Fig. 3: D2R acitivation, but not D1R activation, increased neuronal reward expectancy signals during the cue period. | Nature Communications

Fig. 3: D2R acitivation, but not D1R activation, increased neuronal reward expectancy signals during the cue period.

From: Dopamine receptor activation regulates reward expectancy signals during cognitive control in primate prefrontal neurons

Fig. 3

A Example reward expectancy neuron recorded during control conditions (left) and after stimulating D1Rs with SKF81297 (right) with higher activity for cues indicating large reward in the cue period (gray shaded area, cue period). B Average normalized activity of all reward expectancy neurons in the cue period (gray shaded area) recorded with SKF81297. Activity was pooled over reward cue sets, and the preferred reward size was defined as the reward size condition yielding higher average activity. Error bands represent +/- SEM. C Reward discriminability (AUROC) in the cue period compared between control and D1R stimulation. Left: Each point corresponds to one neuron.
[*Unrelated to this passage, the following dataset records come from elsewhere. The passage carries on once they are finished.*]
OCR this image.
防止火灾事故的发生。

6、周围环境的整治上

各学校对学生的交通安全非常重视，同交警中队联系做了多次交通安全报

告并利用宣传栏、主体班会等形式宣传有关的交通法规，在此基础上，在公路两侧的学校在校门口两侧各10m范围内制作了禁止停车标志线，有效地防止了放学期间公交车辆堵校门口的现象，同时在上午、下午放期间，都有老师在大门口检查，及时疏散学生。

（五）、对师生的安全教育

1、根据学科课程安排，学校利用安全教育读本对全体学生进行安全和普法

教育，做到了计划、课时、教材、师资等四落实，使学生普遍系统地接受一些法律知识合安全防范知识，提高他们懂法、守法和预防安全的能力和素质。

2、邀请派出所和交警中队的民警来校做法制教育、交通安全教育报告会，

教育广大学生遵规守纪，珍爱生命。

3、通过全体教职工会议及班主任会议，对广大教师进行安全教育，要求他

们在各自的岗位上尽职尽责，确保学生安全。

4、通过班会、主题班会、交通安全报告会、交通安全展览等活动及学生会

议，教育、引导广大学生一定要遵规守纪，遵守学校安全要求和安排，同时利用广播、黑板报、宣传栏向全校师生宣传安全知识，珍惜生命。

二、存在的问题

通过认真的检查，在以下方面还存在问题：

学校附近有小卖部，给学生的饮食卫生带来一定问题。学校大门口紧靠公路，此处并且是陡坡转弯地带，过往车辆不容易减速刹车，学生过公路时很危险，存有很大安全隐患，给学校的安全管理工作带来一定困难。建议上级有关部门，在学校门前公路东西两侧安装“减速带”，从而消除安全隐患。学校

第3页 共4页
Right: Average reward discriminability (AUROC) for control and D1R stimulation (30 neurons). Data are presented as mean values +/- SEM. D Example reward expectancy neuron recorded during control conditions (left) and after stimulating D2Rs with quinpirole (right) with higher activity for cues indicating small reward. E Same conventions as in (B) for all reward expectancy neurons recorded with quinpirole. Error bands represent +/- SEM. F Reward discriminability (AUROC) in the cue period compared between control and D2R stimulation. Left: Each point corresponds to one neuron. Right: Average reward discriminability (AUROC) for control and D2R stimulation (28 neurons, p = 0.05). Data are presented as mean values +/- SEM. *p ≤ 0.05, n.s. not significant (p > 0.05), signed rank test.